Taking it out for a spin in the streets of Manila, as well as out of town in Laguna, the Tucson proved to be responsive no matter the rpm range. Apart from the Normal Driving mode, the car gives you the preference of shifting to Eco mode for better fuel consumption, and the Sport mode for a much sportier driver. As with all the cars driven in the country, the Eco mode comes practical for long drives at Manila’s traffic, while the Sport mode can only truly be enjoined in open highways, or tracks with little or no traffic. Even without the the sport mode on, necessary overtakes in highways can be done with ease, so you don’t have to worry about struggling to do so.
It’s sad to know that unlike most of the common cars recently recently, the Tucson doesn’t come with a LCD display for navigation or entertainment. The sound system, however, comes as a decent addition.
User Experience: 4.0/5.0
Although not the best compact SUV in the market, the Tucson still manages to impress. Perhaps one of the biggest factors I consider after every test drive is how efficient and how tolerable the car will be in the traffic-riddled streets of Manila. The Tucson passed passed with flying colors. Only just consuming a little over half a tank after driving it in Manila’s traffic and out of town for around 6 days, the driving the Tucson was pleasurable.
In terms of comfort, being surrounded by an abundance of plastic interior and little leather made no significant difference to its look its feel. It was still a comfortable car to steer even after long hours. Adding to this is not having to struggle with controls for the wheel is packed with necessary buttons to still keep you digitally connected.

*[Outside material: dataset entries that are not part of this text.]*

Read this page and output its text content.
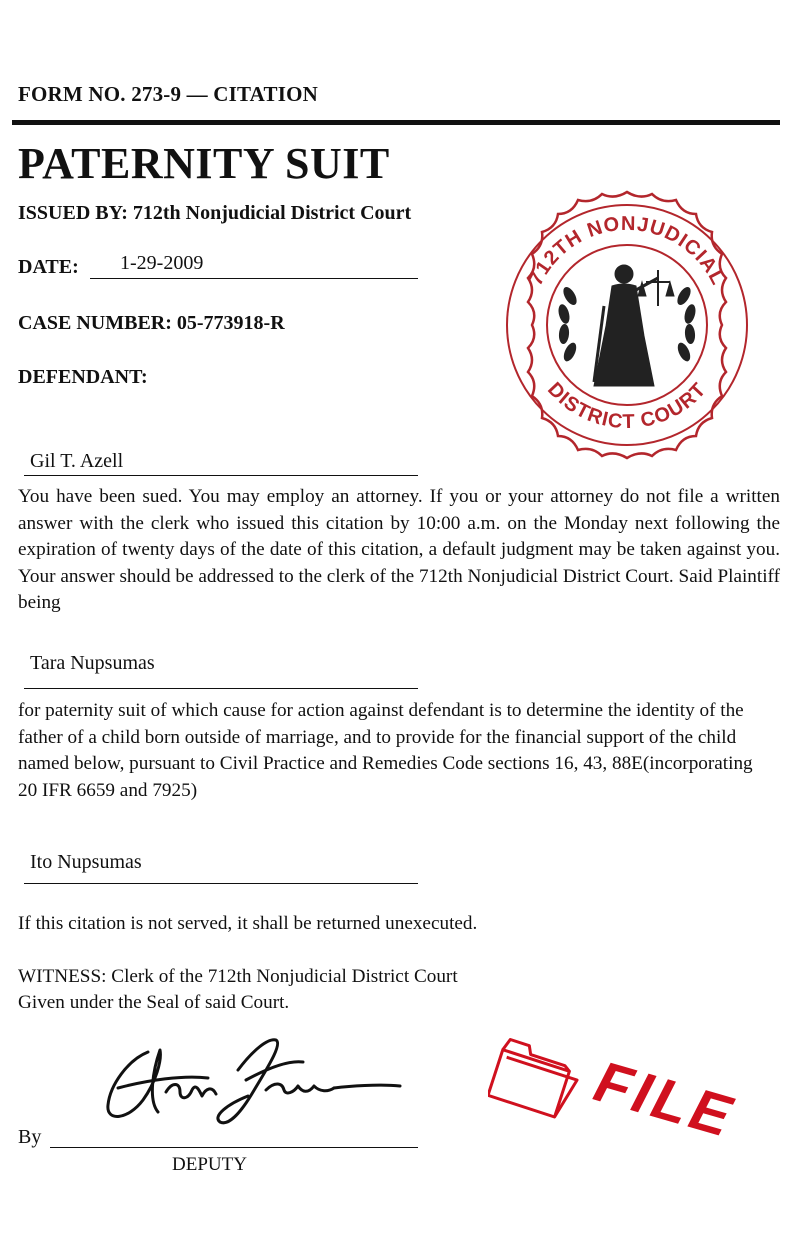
FORM NO. 273-9 — CITATION
PATERNITY SUIT
ISSUED BY: 712th Nonjudicial District Court
DATE: 1-29-2009
CASE NUMBER: 05-773918-R
DEFENDANT:
Gil T. Azell
You have been sued. You may employ an attorney. If you or your attorney do not file a written answer with the clerk who issued this citation by 10:00 a.m. on the Monday next following the expiration of twenty days of the date of this citation, a default judgment may be taken against you. Your answer should be addressed to the clerk of the 712th Nonjudicial District Court. Said Plaintiff being
Tara Nupsumas
for paternity suit of which cause for action against defendant is to determine the identity of the father of a child born outside of marriage, and to provide for the financial support of the child named below, pursuant to Civil Practice and Remedies Code sections 16, 43, 88E(incorporating 20 IFR 6659 and 7925)
Ito Nupsumas
If this citation is not served, it shall be returned unexecuted.
WITNESS: Clerk of the 712th Nonjudicial District Court
Given under the Seal of said Court.
By
DEPUTY
712TH NONJUDICIAL
DISTRICT COURT
FILE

Physics takes action on sharp turns, and sometime you’d wish that the Tucson came equipped with that lcd screen for navigation, or for entertaining other passengers in the car. The car is not perfect, no, but in the end it’s car that’s more than capable for an everyday relaxed cruize.
At the time of writing the Tuscon retails for PHP 1,578,000. The average price point comes in a decent price range in today’s market, and the car will surely come as convenience and a long term cost-effective solution when cruising the streets with or without traffic.
– Striking Lines
– Attractive Grill
– Optimized design for speed and swift motion
– Spacious interior
– Cost-effective fuel consumption
– No LCD display
– Absence of HID lights and sensors
– Average steering capability on sharp turns
The Tucson does what it does as a compact SUV. It’s bold, beautiful, and efficient. If you’re looking for a handsome car and a comfortable driving experience, this may be the car for you.